7. Predict the labels of the test set with the model.
tree_predictions = tree_model.predict(X_test)
8. Get the prediction accuracy.
tree_score = accuracy_score(
y_true = y_test,
y_pred = tree_predictions)
9. Inspect the prediction accuracy.
print(tree_score)
10. Visualize the prediction errors (in red).
plt.scatter(
x = X_test.Age,
y = X_test.BMI,
color = np.where(
y_test == tree_predictions,
'black',
'red'))
plt.xlabel("Age")
plt.ylabel("BMI")
plt.show()
1. Import the standard scaler from sklearn.
from sklearn.preprocessing import StandardScaler
2. Create a standard scaler.
scaler = StandardScaler()
3. Fit the scaler to all training data (i.e. X).
scaler.fit(X)
4. Scale the training and test set.
X_train_scaled = scaler.transform(X_train)
X_test_scaled = scaler.transform(X_test)
5. Import the neural network classifier from sklearn.
from sklearn.neural_network import MLPClassifier
6. Create a neural network classifier with 4 hidden tanh layers.
neural_model = MLPClassifier(
hidden_layer_sizes = (4),
activation = "tanh",
max_iter = 2000)
7. Train the model using the training data.
neural_model.fit(
X = X_train_scaled,
y = y_train)
8. Predict the test set labels using the model.
neural_predictions = neural_model.predict(X_test_scaled)
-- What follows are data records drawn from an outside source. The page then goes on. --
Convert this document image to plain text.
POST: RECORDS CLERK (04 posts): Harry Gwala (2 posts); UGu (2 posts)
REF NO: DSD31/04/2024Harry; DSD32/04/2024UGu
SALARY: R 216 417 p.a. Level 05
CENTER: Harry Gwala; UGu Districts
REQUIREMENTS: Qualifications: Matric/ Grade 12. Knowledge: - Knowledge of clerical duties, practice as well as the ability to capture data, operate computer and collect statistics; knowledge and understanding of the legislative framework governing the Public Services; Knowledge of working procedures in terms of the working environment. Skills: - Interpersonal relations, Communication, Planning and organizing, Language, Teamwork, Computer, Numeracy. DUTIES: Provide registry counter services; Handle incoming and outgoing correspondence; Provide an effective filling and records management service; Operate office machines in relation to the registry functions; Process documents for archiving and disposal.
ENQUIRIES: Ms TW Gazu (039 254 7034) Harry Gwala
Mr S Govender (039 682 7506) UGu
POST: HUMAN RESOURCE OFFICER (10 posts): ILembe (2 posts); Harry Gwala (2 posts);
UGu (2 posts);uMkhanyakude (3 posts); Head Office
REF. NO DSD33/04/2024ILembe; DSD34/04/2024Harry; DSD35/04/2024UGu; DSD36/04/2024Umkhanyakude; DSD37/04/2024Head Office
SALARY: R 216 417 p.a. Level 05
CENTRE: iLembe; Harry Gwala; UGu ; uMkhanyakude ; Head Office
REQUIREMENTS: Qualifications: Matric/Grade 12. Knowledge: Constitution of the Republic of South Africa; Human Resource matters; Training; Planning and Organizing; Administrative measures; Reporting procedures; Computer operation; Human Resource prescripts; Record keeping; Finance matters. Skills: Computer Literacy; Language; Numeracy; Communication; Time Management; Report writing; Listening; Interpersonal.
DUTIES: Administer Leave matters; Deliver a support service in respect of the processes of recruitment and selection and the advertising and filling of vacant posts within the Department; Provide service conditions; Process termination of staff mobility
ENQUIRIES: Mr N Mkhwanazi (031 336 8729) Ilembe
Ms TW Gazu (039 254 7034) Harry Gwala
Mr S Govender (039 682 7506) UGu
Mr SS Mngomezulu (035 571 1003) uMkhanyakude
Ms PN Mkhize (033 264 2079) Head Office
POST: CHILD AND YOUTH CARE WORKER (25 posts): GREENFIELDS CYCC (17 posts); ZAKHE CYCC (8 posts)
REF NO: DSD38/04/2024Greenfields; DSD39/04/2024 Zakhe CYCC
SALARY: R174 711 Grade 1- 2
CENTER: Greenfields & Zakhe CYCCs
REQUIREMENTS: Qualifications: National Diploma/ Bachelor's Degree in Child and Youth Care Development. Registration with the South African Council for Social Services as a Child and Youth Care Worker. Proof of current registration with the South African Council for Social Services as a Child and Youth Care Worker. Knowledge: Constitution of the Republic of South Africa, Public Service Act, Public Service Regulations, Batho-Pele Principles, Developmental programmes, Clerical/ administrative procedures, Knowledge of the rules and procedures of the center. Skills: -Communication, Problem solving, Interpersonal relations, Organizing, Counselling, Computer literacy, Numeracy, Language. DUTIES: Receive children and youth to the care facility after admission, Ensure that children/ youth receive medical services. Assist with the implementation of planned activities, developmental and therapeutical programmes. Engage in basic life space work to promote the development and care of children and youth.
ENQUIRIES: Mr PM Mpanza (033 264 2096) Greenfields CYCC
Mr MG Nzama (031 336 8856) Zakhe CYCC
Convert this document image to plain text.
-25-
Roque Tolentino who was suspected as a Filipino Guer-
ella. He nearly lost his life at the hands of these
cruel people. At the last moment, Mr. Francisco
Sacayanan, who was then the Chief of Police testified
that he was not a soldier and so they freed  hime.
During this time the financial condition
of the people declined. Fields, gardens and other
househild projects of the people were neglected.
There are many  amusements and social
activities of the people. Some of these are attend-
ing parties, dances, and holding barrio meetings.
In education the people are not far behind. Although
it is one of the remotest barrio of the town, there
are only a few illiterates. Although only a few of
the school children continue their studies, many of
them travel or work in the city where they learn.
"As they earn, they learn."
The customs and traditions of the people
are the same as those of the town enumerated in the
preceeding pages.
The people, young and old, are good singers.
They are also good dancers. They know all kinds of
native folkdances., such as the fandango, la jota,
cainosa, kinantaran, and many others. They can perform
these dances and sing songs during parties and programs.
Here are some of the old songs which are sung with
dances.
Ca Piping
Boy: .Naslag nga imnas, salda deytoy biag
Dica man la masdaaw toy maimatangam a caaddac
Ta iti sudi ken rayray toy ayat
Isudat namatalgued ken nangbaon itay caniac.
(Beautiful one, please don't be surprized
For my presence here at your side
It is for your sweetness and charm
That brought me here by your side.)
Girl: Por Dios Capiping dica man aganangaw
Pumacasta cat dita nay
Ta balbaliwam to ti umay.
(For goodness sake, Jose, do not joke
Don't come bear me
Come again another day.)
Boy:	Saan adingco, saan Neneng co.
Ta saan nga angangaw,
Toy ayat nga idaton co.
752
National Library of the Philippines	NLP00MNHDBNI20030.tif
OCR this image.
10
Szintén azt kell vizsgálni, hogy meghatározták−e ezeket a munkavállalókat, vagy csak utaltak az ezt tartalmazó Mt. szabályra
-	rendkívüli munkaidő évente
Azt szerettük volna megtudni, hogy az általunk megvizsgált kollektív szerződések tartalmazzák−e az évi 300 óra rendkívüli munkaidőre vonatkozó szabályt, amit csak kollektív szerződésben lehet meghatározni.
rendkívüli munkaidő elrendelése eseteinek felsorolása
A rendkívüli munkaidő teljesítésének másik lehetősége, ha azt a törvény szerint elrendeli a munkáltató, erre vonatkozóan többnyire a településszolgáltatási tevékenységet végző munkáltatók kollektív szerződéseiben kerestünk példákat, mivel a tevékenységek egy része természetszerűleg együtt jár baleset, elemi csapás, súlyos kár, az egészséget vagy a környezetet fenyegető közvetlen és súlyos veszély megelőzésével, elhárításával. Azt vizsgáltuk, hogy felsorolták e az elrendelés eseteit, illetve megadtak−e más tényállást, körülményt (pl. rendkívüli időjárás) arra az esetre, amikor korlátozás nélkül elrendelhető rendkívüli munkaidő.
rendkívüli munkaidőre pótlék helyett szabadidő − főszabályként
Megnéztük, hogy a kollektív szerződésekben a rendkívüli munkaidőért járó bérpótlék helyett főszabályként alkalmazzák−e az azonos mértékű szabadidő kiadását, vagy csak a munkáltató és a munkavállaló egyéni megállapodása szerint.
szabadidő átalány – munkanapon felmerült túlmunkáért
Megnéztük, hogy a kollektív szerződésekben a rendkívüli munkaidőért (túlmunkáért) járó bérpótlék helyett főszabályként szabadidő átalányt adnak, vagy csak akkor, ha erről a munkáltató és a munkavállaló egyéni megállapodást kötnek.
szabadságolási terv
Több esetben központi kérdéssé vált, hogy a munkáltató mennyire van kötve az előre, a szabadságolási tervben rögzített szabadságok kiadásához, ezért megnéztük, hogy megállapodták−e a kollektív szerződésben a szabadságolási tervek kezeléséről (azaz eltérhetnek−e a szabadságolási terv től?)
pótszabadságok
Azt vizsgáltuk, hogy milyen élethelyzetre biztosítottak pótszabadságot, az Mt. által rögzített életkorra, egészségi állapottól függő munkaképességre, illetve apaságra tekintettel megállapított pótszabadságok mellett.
9. Get the prediction accuracy.
neural_score = accuracy_score(
y_true = y_test,
y_pred = neural_predictions)
10. Inspect the prediction accuracy.
print(neural_score)
11. Visualize the prediction errors (in red).
plt.scatter(
x = X_test.Age,
y = X_test.BMI,
color = np.where(
y_test == neural_predictions,
'black',
'red'))
plt.xlabel("Age")
plt.ylabel("BMI")
plt.show()
1. Compare the accuracy of all three models.
print("KNN: ", knn_score)
print("Tree:", tree_score)
print("NNet:", neural_score)
2. Question: Which of these three classifiers would you choose? Why?